Another Woman (Chinese: 234說愛你) is a 2015 Taiwanese romantic film. The film star Ariel Lin, Eric Qin, Janel Tsai, Peggy Tseng, Chou Heng-Yin and Jolin Chien. The film premiered in Taiwan on October 23, 2015.

== Synopsis ==
An aspiring actress, Jian Pei-xun (Ariel Lin) takes on a case given that requires her to assume a false identity. The job was for Pei-xun to trick Wang Dan Li's husband (Janel Tsai), Li Yao (Eric Qin) into taking her as his mistress so that she can get rid of his extramarital affair, but things escalate far more than she had originally planned when Pei-xun falls in love with the married man.

== Cast ==
Main Cast

| Cast | Role | Introduction |
|---|---|---|
| Ariel Lin | Jian Pei-xun | A fresh graduate and an actress at a small theatrical group. Her dream is to learn acting in Paris, and hence motivating her to accept the job to trick Li Yao into taking her as his mistress. |
| Eric Qin | Li Yao | Director of Design at Midsummer Night's Dream Jewellery, he marries the Wang Dan Li, daughter of the boss and is the heir to the business.
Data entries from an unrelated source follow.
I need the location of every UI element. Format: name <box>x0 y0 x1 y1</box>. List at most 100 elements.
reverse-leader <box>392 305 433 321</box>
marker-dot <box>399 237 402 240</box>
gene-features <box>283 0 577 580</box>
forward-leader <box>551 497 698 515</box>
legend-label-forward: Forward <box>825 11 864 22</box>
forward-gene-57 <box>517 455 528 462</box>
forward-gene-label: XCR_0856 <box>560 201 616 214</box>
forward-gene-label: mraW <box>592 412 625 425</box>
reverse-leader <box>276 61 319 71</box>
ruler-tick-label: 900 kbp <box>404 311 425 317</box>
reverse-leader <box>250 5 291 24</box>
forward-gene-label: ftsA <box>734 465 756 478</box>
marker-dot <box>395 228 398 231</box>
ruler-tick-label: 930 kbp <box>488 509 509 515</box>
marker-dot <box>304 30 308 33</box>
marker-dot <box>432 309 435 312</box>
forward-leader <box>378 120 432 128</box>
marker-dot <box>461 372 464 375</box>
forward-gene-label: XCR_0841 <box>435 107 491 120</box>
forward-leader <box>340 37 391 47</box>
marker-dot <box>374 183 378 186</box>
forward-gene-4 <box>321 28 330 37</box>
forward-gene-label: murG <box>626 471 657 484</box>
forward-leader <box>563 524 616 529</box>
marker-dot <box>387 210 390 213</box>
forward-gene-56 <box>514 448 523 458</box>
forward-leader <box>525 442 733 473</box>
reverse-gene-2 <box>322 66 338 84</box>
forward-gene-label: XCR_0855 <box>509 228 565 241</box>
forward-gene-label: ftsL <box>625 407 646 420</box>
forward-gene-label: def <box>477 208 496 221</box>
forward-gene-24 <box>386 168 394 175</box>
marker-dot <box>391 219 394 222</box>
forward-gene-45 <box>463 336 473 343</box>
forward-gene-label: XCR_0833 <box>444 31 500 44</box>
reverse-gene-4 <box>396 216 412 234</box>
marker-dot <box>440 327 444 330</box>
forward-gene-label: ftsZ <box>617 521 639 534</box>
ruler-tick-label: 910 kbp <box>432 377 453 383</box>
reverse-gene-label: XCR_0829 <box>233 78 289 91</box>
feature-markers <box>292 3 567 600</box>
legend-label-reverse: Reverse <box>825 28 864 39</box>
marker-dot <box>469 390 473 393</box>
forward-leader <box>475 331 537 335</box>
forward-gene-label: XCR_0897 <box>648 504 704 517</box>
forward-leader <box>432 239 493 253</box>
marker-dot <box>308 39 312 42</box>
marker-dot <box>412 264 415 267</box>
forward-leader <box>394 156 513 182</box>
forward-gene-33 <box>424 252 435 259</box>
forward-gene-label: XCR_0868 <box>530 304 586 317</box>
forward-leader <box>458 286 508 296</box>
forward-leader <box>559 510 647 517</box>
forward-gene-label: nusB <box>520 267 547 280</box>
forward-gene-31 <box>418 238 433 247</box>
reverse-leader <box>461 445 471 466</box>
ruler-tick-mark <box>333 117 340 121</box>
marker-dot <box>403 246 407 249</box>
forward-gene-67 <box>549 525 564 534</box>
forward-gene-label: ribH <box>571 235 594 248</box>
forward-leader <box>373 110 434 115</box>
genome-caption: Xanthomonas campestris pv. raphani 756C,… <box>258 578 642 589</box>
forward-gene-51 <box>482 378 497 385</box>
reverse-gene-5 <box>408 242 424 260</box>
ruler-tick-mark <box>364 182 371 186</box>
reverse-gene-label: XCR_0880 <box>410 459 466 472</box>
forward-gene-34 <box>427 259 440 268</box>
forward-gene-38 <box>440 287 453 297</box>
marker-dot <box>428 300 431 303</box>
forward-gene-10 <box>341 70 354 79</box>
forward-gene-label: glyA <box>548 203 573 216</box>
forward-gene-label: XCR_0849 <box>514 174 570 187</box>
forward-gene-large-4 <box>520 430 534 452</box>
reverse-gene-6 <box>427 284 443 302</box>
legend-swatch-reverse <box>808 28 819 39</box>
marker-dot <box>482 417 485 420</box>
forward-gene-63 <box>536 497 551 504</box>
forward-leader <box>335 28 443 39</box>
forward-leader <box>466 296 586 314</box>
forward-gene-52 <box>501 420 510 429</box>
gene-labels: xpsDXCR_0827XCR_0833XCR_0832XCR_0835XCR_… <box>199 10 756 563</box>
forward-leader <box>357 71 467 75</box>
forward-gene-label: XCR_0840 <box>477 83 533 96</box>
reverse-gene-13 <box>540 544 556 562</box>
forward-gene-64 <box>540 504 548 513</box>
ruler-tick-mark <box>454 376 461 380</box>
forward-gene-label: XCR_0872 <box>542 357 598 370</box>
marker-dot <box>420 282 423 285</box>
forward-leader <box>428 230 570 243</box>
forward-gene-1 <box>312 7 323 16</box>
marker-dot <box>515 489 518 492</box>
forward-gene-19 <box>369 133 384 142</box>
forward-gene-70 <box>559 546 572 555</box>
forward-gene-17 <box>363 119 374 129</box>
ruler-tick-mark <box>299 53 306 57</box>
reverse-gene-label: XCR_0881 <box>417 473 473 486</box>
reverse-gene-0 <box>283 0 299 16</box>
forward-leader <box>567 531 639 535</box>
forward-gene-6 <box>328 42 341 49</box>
He is a fatal attraction for women, and hooked up with one of the company designer, Yu Chien, and also attracts Pei-xun with his handsome appearance. |
| Jolin Chien | A-Ze | Pei-xun's boyfriend, an honest man who likes desserts-making. He hope to go to Paris with Pei-xun. |
| Janel Tsai | Wang Dan Li | The wife of Li Yao, and the daughter of the Midsummer Night Dream's boss. She is very observant and is an expert at socialising. |
| Chou Heng-Yin | Yu Chien | Designer working at Midsummer Night Dream, she is a very competent woman and also, Li Yao's best working partner. She is also Li Yao's mistress. |
| Peggy Tseng | Sister Bao | The boss of the private eye agency and the mastermind to the job of getting Pei-xun to trick Li Yao. She is an elegant, mysterious and capable woman. |

Supporting Cast

| Cast | Role | Introduction |
|---|---|---|
| Shih Ming-shuai | Head of the Theatrical Group | The head of the theatrical group that Pei-xun is in, he thinks that Pei-xun is unable to get into her character as she lives an over-stable life. |
| Ronan Lo | Jewellery Designer | A jewellery designer at Midsummer Night Dream |
| Hong Jian Cang | Member of the Theatrical Group | A member of the theatrical group who acts as Mickey in A Streetcar Named Desire. |
| Fan Xiao An | Member of the Theatrical Group | Member of the theatrical group, and also a friend of Pei-xun's. |
| Hsu Chun Geng | Member of the Theatrical Group | Member of the theatrical group, and also a friend of Pei-xun's. |
| Zheng Zhen Rong | Extramarital affair man | He is the man who was involved in the extramarital affair case that Pei-xun was following on at the private eye agency. |

== Soundtrack ==

| Type | Title | Singer | Lyricist | Songwriter |
|---|---|---|---|---|
| Opening Theme | Forget Love | A-Lin | Zhang Jian Jun-Wei, Ge Da Wei | Zhang Jian Jun-Wei |
| Ending Theme | Unbroken | Rosie Yang | Wu I-Wei | Perez, Rigo/Bell, Hayden John/Lundback-Bell, Sarah |

== Reception ==
The film has earned a total box office of US$240,000.